Romancing in the golden mustard fields, lush green spaces, heritage sites and a vibrant lifestyle - the charm of Punjab is making the state the destination for Bollywood's film industry.
When Yash Chopra captured the beauty of Punjab in the Shah Rukh Khan-Priety Zinta starrer "Veer Zara", he not only made a classic cross-border love story but also broke free from the clichd European destinations of Hindi cinema.
The snow-kissed mountains of Switzerland or the streets of London now have stiff competition as Punjab is the new-found love for filmmakers in Bollywood.
Punjab and Chandigarh seem to be attracting more filmmakers to come and shoot here. In the last five years or more, Aamir Khan, Shah Rukh Khan, Salman Khan, Sanjay Dutt, Ajay Devgn, Saif Ali Khan, Ranbir Kapoor and Akshay Kumar - the A-listers of Bolywood's male superstars - have all shot in Chandigarh and nearby areas of Punjab. Some of them have done it more than once.
"It was 'Veer Zara' which set the ball rolling for shootings in and around Chandigarh and inspired others to come here," Darshan Aulakh, production manager of the super-hit film, told IANS.
"In a way, it paved the path for more Bollywood movies to be shot in and around the city after the militancy days (in Punjab)," added Aulakh, whose production house makes arrangements for most Hindi filmmakers in Punjab and Chandigarh.
Punjab has a strong filial connection with Bollywood - given all the Kapoors, Chopras, Deols, Khannas, Anands and other Punjabis who have made it big over the past five decades.
"I feel Punjab and its culture have become the essence of Bollywood films. No Hindi film is complete without a bit of Punjab in it, be it in songs, language, locations or even a small character," actor Arya Babbar, who has been seen in Hindi and Punjabi films and is the son of actor-politician Raj Babbar, told IANS.
Punjab provides production houses a bevy of opportunities to capture all things Punjabi that reflect in their films' scripts and characters. So, big Bollywood banners and a galaxy of stars are becoming a common sight in the region.
Bollywood actor Govinda, who will soon be seen in a Punjabi movie, shares his love for the state: "I always love coming to Punjab. I make it a point to visit the Golden Temple in Amritsar once every year. People here are so warm and welcoming, which I think is another reason for Bollywood's obsession to shoot here."
Films such as Salman Khan's "Bodyguard", Shahid Kapur's "Mausam", Akshay Kumar's "Joker", Ajay Devgn's "Son of Sardaar", Imran Khan's "Mere Brother Ki Dulhan" and the most recent super-hit, Farhan Akhtar's "Bhaag Milkha Bhaag", have all been shot in and around Chandigarh, Patiala and other locations in Punjab.

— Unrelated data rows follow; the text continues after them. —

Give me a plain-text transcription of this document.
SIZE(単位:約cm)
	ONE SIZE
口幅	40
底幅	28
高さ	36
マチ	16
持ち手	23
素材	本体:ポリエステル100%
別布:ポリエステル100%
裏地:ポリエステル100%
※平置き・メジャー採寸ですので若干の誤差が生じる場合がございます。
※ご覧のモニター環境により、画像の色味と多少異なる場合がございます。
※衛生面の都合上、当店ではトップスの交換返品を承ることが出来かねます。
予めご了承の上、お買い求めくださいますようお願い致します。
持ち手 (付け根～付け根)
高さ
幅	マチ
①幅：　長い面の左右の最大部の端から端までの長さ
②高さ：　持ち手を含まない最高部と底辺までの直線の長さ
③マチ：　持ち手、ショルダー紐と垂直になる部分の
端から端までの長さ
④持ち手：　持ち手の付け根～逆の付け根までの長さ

"I am a proud Punjabi and to see Punjab being promoted, as so many films are being shot here, makes me really happy. It will definitely help boost tourism in the region," Punjabi actor and singer Gippy Grewal said.
From the "Apne" family saga of the Deols (Dharmendra-Sunny-Bobby) to Kareena Kapoor-Shahid Kapur's refreshing "Jab We Met", the vivacity of Punjab, its rustic locations and vibrant dances have mesmerised one and all.

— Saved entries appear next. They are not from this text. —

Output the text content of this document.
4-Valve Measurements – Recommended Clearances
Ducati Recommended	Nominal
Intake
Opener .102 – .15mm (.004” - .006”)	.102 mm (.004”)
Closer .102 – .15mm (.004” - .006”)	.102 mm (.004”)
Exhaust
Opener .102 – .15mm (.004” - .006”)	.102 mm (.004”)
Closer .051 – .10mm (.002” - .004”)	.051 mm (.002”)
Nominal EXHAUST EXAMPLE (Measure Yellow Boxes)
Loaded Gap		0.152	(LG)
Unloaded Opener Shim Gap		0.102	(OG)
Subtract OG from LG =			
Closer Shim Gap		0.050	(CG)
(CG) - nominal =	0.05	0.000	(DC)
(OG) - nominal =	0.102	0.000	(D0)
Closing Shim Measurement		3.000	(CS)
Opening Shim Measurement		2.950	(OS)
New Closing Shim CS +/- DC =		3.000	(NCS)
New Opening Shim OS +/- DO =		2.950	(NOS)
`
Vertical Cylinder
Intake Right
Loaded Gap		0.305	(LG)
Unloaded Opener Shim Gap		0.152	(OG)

"For films which require the scenic beauty of rural parts, open green fields and the village lifestyle, Punjab provides a perfect backdrop," says Punjabi film actor Binnu Dhillon, known for his comedy roles in recent Punjabi hit films.
Small budget film "Mere Dad ki Maruti" was mostly shot in Chandigarh. "Rang de Basanti", "Love Aaj Kal", "Besharam" and others were shot in Punjab and Chandigarh.
"Shooting at the locations of Punjab is very cheap. A song shot in the yellow fields of Punjab will look as beautiful as the one shot in a foreign location. Thus, filmmakers prefer to shoot in the region as it saves huge costs," says Darshan Grewal, producer of super-hit Punjabi movie "Jatt and Juliet".
Even Oscar-winning Hollywood director Kathryn Bigelow shot for her latest film "Zero Dark Thirty", based on the hunting down of the world's most dreaded terrorist Osama bin Laden by US forces, in and around Chandigarh.
Be it to show the effervescent culture of Punjab for a script or its rich colours for a song or just to put in some Punjabi flavour in the film, Bollywood's romance with Punjab seems growing fast.